W peelingu tym nie ma parabenów, alkoholu, alergenów i barwników. Jest za to sól morska i cukier trzcinowy, które złuszczają, usuwają martwy naskórek i wygładzają skórę. Jest również zmiękczający i nawilżający ekstrakt z aloesu oraz olej ze słodkich migdałów. I jest jeszcze witamina E, znana ze swoich antyoksydacyjnych, czyli spowalniających starzenie się skóry właściwości. Jednym słowem, same rarytasy dla naszej skóry :)

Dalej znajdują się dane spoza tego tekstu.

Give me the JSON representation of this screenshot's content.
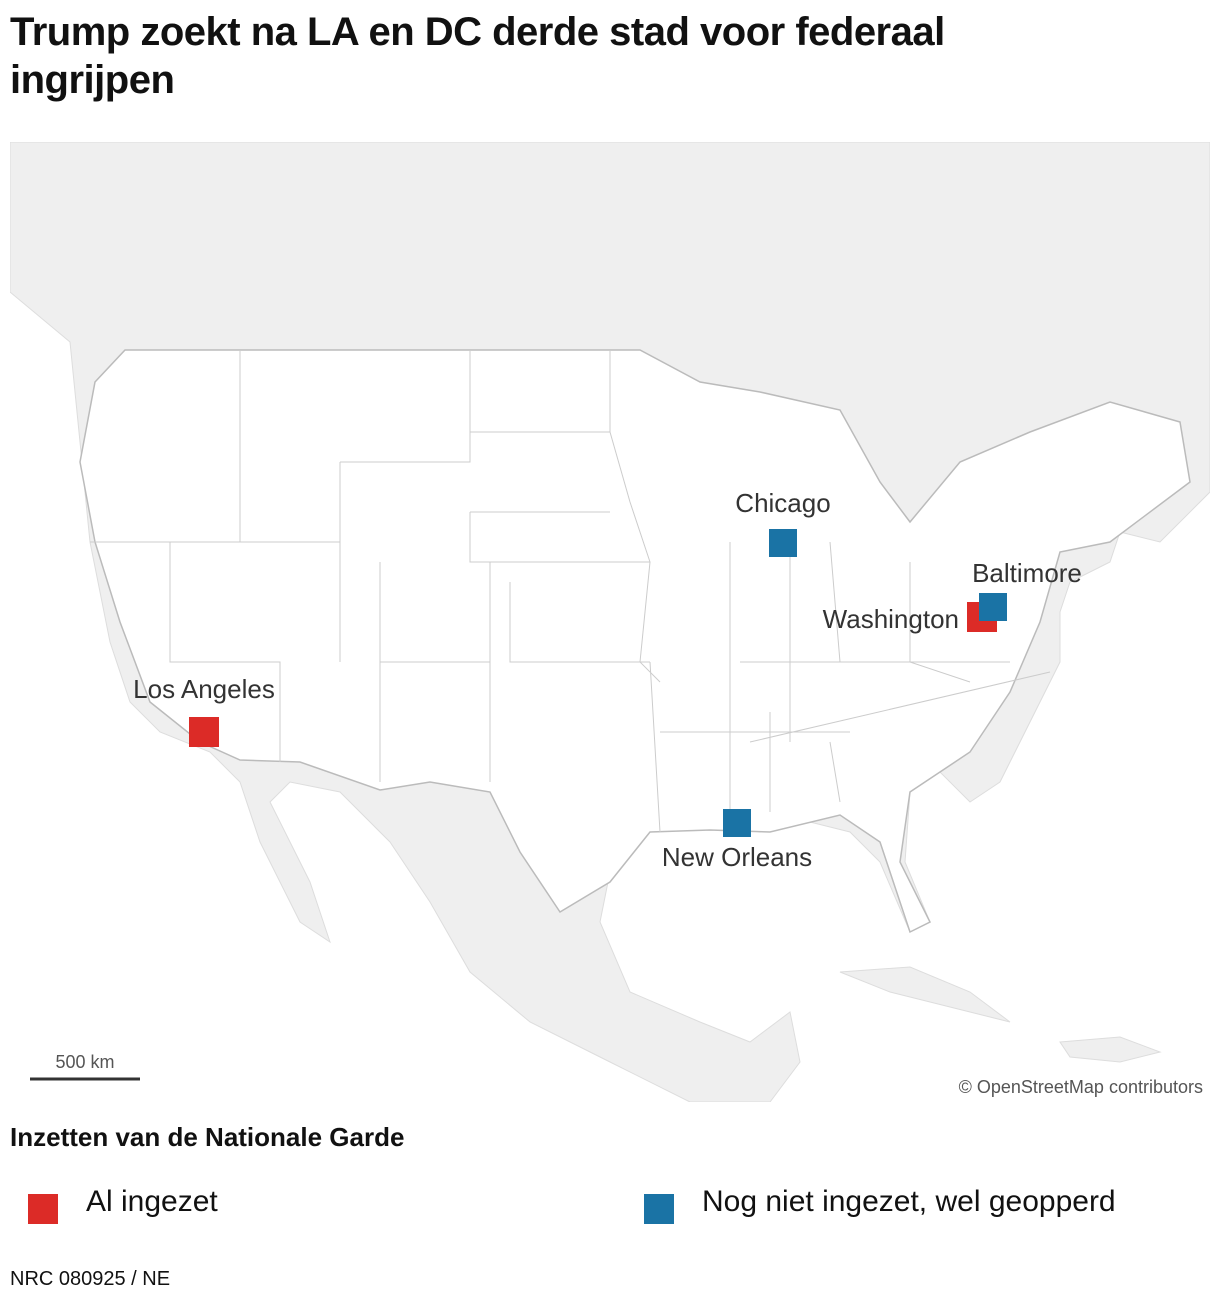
{
  "header": {
    "title": "Trump zoekt na LA en DC derde stad voor federaal ingrijpen"
  },
  "map": {
    "cities": [
      {
        "label": "Los Angeles"
      },
      {
        "label": "Washington"
      },
      {
        "label": "Chicago"
      },
      {
        "label": "Baltimore"
      },
      {
        "label": "New Orleans"
      }
    ],
    "scale_label": "500 km",
    "attribution": "© OpenStreetMap contributors"
  },
  "legend": {
    "title": "Inzetten van de Nationale Garde",
    "items": [
      {
        "label": "Al ingezet",
        "color": "#dc2b27"
      },
      {
        "label": "Nog niet ingezet, wel geopperd",
        "color": "#1a73a5"
      }
    ]
  },
  "footer": {
    "source": "NRC 080925 / NE"
  }
}
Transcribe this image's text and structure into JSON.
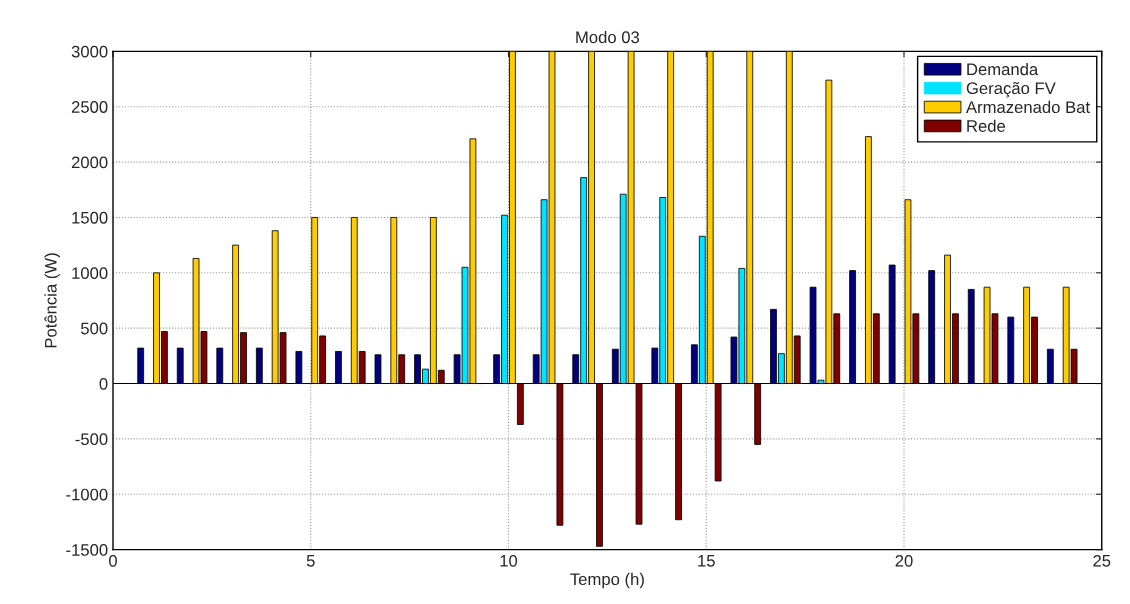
{
  "chart_data": {
    "type": "bar",
    "title": "Modo 03",
    "xlabel": "Tempo (h)",
    "ylabel": "Potência (W)",
    "x": [
      1,
      2,
      3,
      4,
      5,
      6,
      7,
      8,
      9,
      10,
      11,
      12,
      13,
      14,
      15,
      16,
      17,
      18,
      19,
      20,
      21,
      22,
      23,
      24
    ],
    "series": [
      {
        "name": "Demanda",
        "color": "#000080",
        "values": [
          320,
          320,
          320,
          320,
          290,
          290,
          260,
          260,
          260,
          260,
          260,
          260,
          310,
          320,
          350,
          420,
          670,
          870,
          1020,
          1070,
          1020,
          850,
          600,
          310
        ]
      },
      {
        "name": "Geração FV",
        "color": "#00e5ff",
        "values": [
          0,
          0,
          0,
          0,
          0,
          0,
          0,
          130,
          1050,
          1520,
          1660,
          1860,
          1710,
          1680,
          1330,
          1040,
          270,
          30,
          0,
          0,
          0,
          0,
          0,
          0
        ]
      },
      {
        "name": "Armazenado Bat",
        "color": "#ffcc00",
        "values": [
          1000,
          1130,
          1250,
          1380,
          1500,
          1500,
          1500,
          1500,
          2210,
          3000,
          3000,
          3000,
          3000,
          3000,
          3000,
          3000,
          3000,
          2740,
          2230,
          1660,
          1160,
          870,
          870,
          870
        ]
      },
      {
        "name": "Rede",
        "color": "#800000",
        "values": [
          470,
          470,
          460,
          460,
          430,
          290,
          260,
          120,
          0,
          -370,
          -1280,
          -1470,
          -1270,
          -1230,
          -880,
          -550,
          430,
          630,
          630,
          630,
          630,
          630,
          600,
          310
        ]
      }
    ],
    "xlim": [
      0,
      25
    ],
    "xticks": [
      0,
      5,
      10,
      15,
      20,
      25
    ],
    "ylim": [
      -1500,
      3000
    ],
    "yticks": [
      -1500,
      -1000,
      -500,
      0,
      500,
      1000,
      1500,
      2000,
      2500,
      3000
    ],
    "grid": true,
    "legend": "top right"
  }
}
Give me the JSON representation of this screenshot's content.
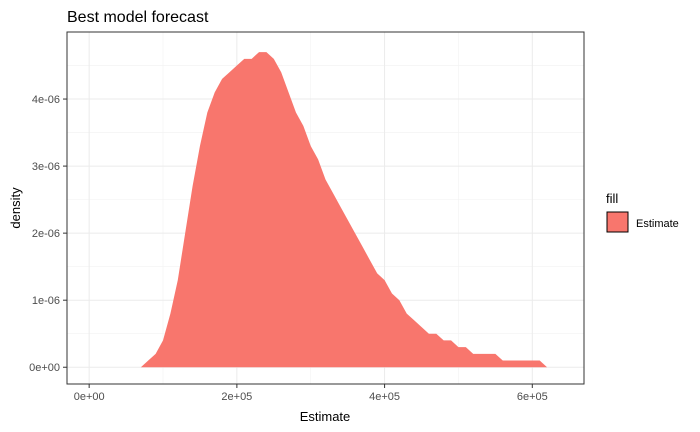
{
  "chart_data": {
    "type": "area",
    "title": "Best model forecast",
    "xlabel": "Estimate",
    "ylabel": "density",
    "xlim": [
      -30000,
      670000
    ],
    "ylim": [
      -2.5e-07,
      5e-06
    ],
    "grid": true,
    "x_ticks": [
      {
        "value": 0,
        "label": "0e+00"
      },
      {
        "value": 200000,
        "label": "2e+05"
      },
      {
        "value": 400000,
        "label": "4e+05"
      },
      {
        "value": 600000,
        "label": "6e+05"
      }
    ],
    "y_ticks": [
      {
        "value": 0,
        "label": "0e+00"
      },
      {
        "value": 1e-06,
        "label": "1e-06"
      },
      {
        "value": 2e-06,
        "label": "2e-06"
      },
      {
        "value": 3e-06,
        "label": "3e-06"
      },
      {
        "value": 4e-06,
        "label": "4e-06"
      }
    ],
    "legend": {
      "title": "fill",
      "position": "right",
      "entries": [
        {
          "label": "Estimate",
          "color": "#F8766D"
        }
      ]
    },
    "series": [
      {
        "name": "Estimate",
        "color": "#F8766D",
        "x": [
          50000,
          60000,
          70000,
          80000,
          90000,
          100000,
          110000,
          120000,
          130000,
          140000,
          150000,
          160000,
          170000,
          180000,
          190000,
          200000,
          210000,
          220000,
          230000,
          240000,
          250000,
          260000,
          270000,
          280000,
          290000,
          300000,
          310000,
          320000,
          330000,
          340000,
          350000,
          360000,
          370000,
          380000,
          390000,
          400000,
          410000,
          420000,
          430000,
          440000,
          450000,
          460000,
          470000,
          480000,
          490000,
          500000,
          510000,
          520000,
          530000,
          540000,
          550000,
          560000,
          570000,
          580000,
          590000,
          600000,
          610000,
          620000,
          630000
        ],
        "y": [
          0.0,
          0.0,
          0.0,
          1e-07,
          2e-07,
          4e-07,
          8e-07,
          1.3e-06,
          2e-06,
          2.7e-06,
          3.3e-06,
          3.8e-06,
          4.1e-06,
          4.3e-06,
          4.4e-06,
          4.5e-06,
          4.6e-06,
          4.6e-06,
          4.7e-06,
          4.7e-06,
          4.6e-06,
          4.4e-06,
          4.1e-06,
          3.8e-06,
          3.6e-06,
          3.3e-06,
          3.1e-06,
          2.8e-06,
          2.6e-06,
          2.4e-06,
          2.2e-06,
          2e-06,
          1.8e-06,
          1.6e-06,
          1.4e-06,
          1.3e-06,
          1.1e-06,
          1e-06,
          8e-07,
          7e-07,
          6e-07,
          5e-07,
          5e-07,
          4e-07,
          4e-07,
          3e-07,
          3e-07,
          2e-07,
          2e-07,
          2e-07,
          2e-07,
          1e-07,
          1e-07,
          1e-07,
          1e-07,
          1e-07,
          1e-07,
          0.0,
          0.0
        ]
      }
    ]
  }
}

Wystarczy niewielka porcja peelingu, aby wygładzić i nawilżyć skórę oraz wykonać relaksujący masaż całego ciała. Peeling wręcz natłuszcza skórę, dzięki czemu jest gładka i mięciutka w dotyku. Wspomniałam już, że konsystencja jest oleista i tłustawa, przez co na skórze pozostaje delikatny film. Mnie ta dodatkowa warstewka nie przeszkadza, bo nie muszę się już balsamować, albowiem moja skóra ma zapewnioną odpowiednią dozę nawilżenia i odżywienia, jednak nie wszystkim ta otoczka może się spodobać. Dzięki stosowaniu go raz w tygodniu zauważyłam także, że moja skóra zyskała również na jędrności oraz jest troszkę bardziej napięta i elastyczna. Niestety, peeling już mi się skończył, bo używałam do regularnie i z dużą przyjemnością.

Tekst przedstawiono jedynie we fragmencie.